Born on Talmar, he now lived on Corra, a planet outside the Interstellar Union and that she knew little about. She’d done her research on Corra, what scant information there was. The distance shocked her. Corra lay at the end of a three-month voyage. Not a trip for the faint of heart. A moment of uncertainty passed through her, as the journey was a very long way to go for a person she had never even spoken to, let alone met.
She kept returning to his picture and his soft, kind eyes. He looked like the kind of man she could love and have a family with. She wondered about his two children and how they would react to a new woman in the house. Would she be viewed as the second-rate replacement for their mother? Or were they too young to even have memories of their mother?
The file said he served in the Talmar military, decorated even, he owned his house, had employment, no criminal record, and was a prominent member of the community. The psychological profile indicated several points of compatibility. Her math-loving brain latched onto that. He looked great on paper, but people could lie about their history and situation. Numbers, though, they didn’t lie. The numbers said they were the perfect match and she wanted to believe that.
&nb
sp; She signed the contract.
Just like that, she was married.
Kal booked a ticket to Corra that day for a date five weeks out. She needed time to tie up the loose ends of her life on Earth. She gave a month’s notice to her landlord and began the process of shedding all her Earthly possessions. All her funds were transferred to an account that she could access off-planet. Corra was a long way out, but it had communications technology. When she gave notice at her job, security escorted her out as per standard operating procedure. Just like that, five little words ended her career in finance. “I got married.
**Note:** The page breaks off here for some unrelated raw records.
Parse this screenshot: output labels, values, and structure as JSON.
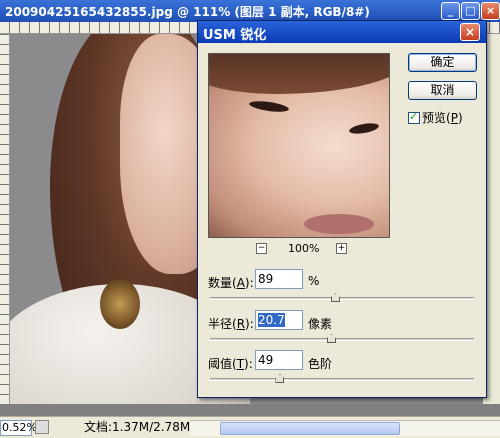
{
  "document": {
    "title": "20090425165432855.jpg @ 111% (图层 1 副本, RGB/8#)",
    "zoom": "0.52%",
    "doc_size": "文档:1.37M/2.78M"
  },
  "dialog": {
    "title": "USM 锐化",
    "close": "×",
    "ok_label": "确定",
    "cancel_label": "取消",
    "preview_label_pre": "预览(",
    "preview_label_key": "P",
    "preview_label_post": ")",
    "preview_checked": true,
    "zoom_out": "−",
    "zoom_level": "100%",
    "zoom_in": "+",
    "amount": {
      "label_pre": "数量(",
      "label_key": "A",
      "label_post": "):",
      "value": "89",
      "unit": "%",
      "slider_fraction": 0.477
    },
    "radius": {
      "label_pre": "半径(",
      "label_key": "R",
      "label_post": "):",
      "value": "20.7",
      "unit": "像素",
      "slider_fraction": 0.462
    },
    "threshold": {
      "label_pre": "阈值(",
      "label_key": "T",
      "label_post": "):",
      "value": "49",
      "unit": "色阶",
      "slider_fraction": 0.267
    }
  },
  "colors": {
    "title_bar": "#1f4fb5",
    "dialog_bg": "#ece9d8",
    "selection": "#316ac5"
  },
  "icons": [
    "minimize-icon",
    "maximize-icon",
    "close-icon",
    "check-icon",
    "zoom-out-icon",
    "zoom-in-icon",
    "slider-thumb-icon"
  ]
}
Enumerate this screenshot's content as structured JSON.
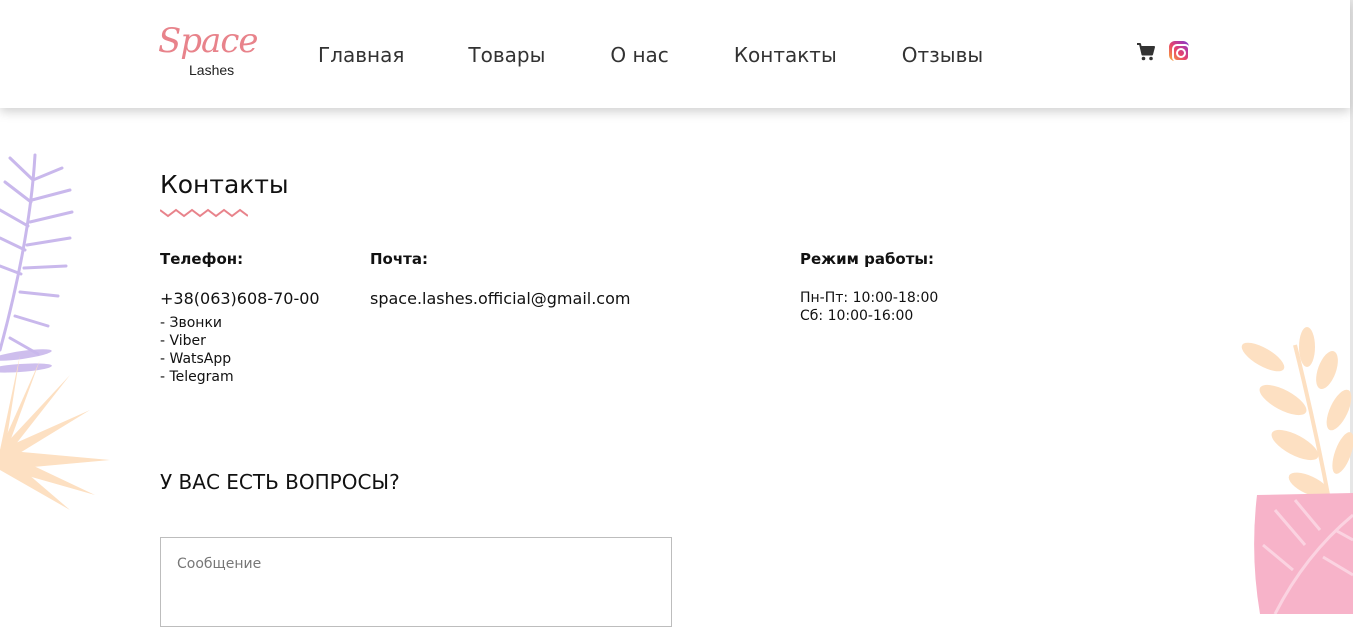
{
  "header": {
    "logo": {
      "script": "Space",
      "sub": "Lashes"
    },
    "nav": [
      "Главная",
      "Товары",
      "О нас",
      "Контакты",
      "Отзывы"
    ],
    "icons": {
      "cart": "cart-icon",
      "instagram": "instagram-icon"
    }
  },
  "contacts": {
    "title": "Контакты",
    "phone": {
      "label": "Телефон:",
      "number": "+38(063)608-70-00",
      "methods": [
        "- Звонки",
        "- Viber",
        "- WatsApp",
        "- Telegram"
      ]
    },
    "mail": {
      "label": "Почта:",
      "value": "space.lashes.official@gmail.com"
    },
    "hours": {
      "label": "Режим работы:",
      "lines": [
        "Пн-Пт: 10:00-18:00",
        "Сб: 10:00-16:00"
      ]
    }
  },
  "questions": {
    "title": "У ВАС ЕСТЬ ВОПРОСЫ?",
    "message_placeholder": "Сообщение"
  },
  "colors": {
    "accent": "#e8838b",
    "leaf_lavender": "#c9b8ec",
    "leaf_peach": "#fde0c2",
    "leaf_pink": "#f7b3c9"
  }
}
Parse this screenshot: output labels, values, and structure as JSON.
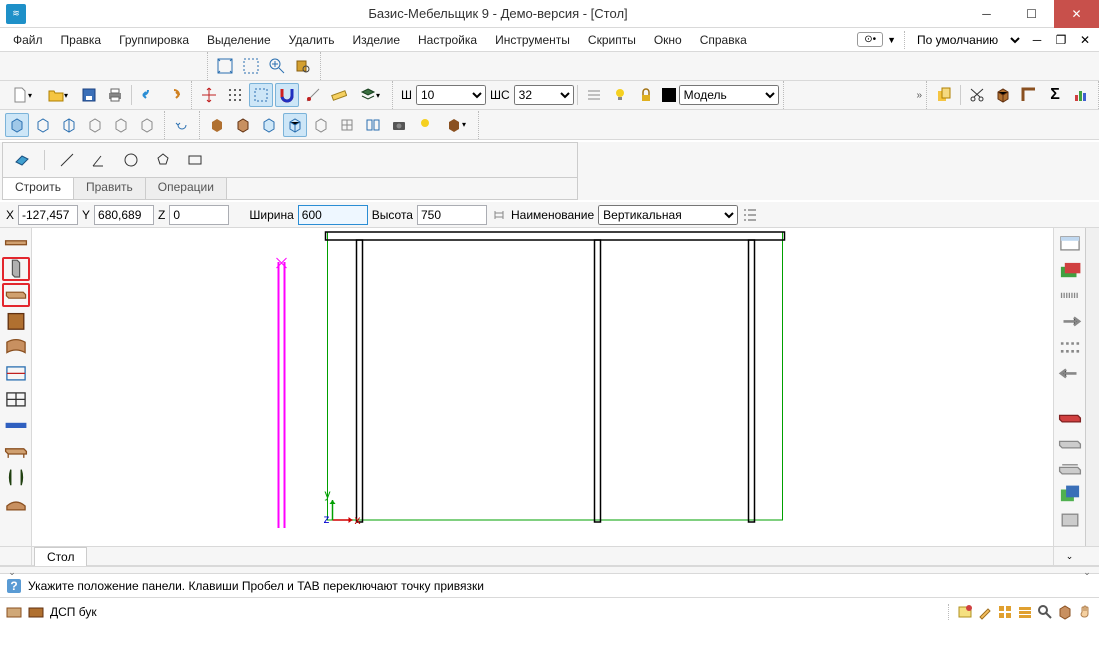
{
  "title": "Базис-Мебельщик 9 - Демо-версия - [Стол]",
  "menus": [
    "Файл",
    "Правка",
    "Группировка",
    "Выделение",
    "Удалить",
    "Изделие",
    "Настройка",
    "Инструменты",
    "Скрипты",
    "Окно",
    "Справка"
  ],
  "layout_select": "По умолчанию",
  "params": {
    "w_label": "Ш",
    "w_value": "10",
    "ws_label": "ШС",
    "ws_value": "32",
    "model_label": "Модель"
  },
  "tabs": {
    "build": "Строить",
    "edit": "Править",
    "ops": "Операции"
  },
  "coords": {
    "x_label": "X",
    "x_value": "-127,457",
    "y_label": "Y",
    "y_value": "680,689",
    "z_label": "Z",
    "z_value": "0",
    "width_label": "Ширина",
    "width_value": "600",
    "height_label": "Высота",
    "height_value": "750",
    "name_label": "Наименование",
    "name_value": "Вертикальная"
  },
  "bottom_tab": "Стол",
  "status_help": "Укажите положение панели. Клавиши Пробел и TAB переключают точку привязки",
  "material": "ДСП бук"
}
I’m moving.”
***
Hello.
Kal stared at the screen before deleting the one word, only to retype that exact same word. She wanted to send a brief introductory message to Merit. The extended distance made a real-time or even a recorded video message far too expensive for her purse. The data rates for text were affordable, and since it was such a long journey, they might as well chat. After all, she knew some facts about him, but she didn’t really know him.
What to say, however, proved challenging. Favorite film? Book? Using the network, she pulled up a list of icebreakers. All of the suggested questions seemed inadequate. What breed of dog would you be? Honestly.
I can’t think of any way for this not to be awkward, so here goes.
I’m super excited to meet you. My name is Kalini but I go by Kal. My favorite color is yellow because it reminds me of sunshine. I live in a rainy country and never get to see much of the sun.
The network suggests that I ask you a list of horrid questions to get to know each other. So, here goes:
What is your favorite holiday?
Coffee or tea?
If you had a time machine, would you go back in time or to the future?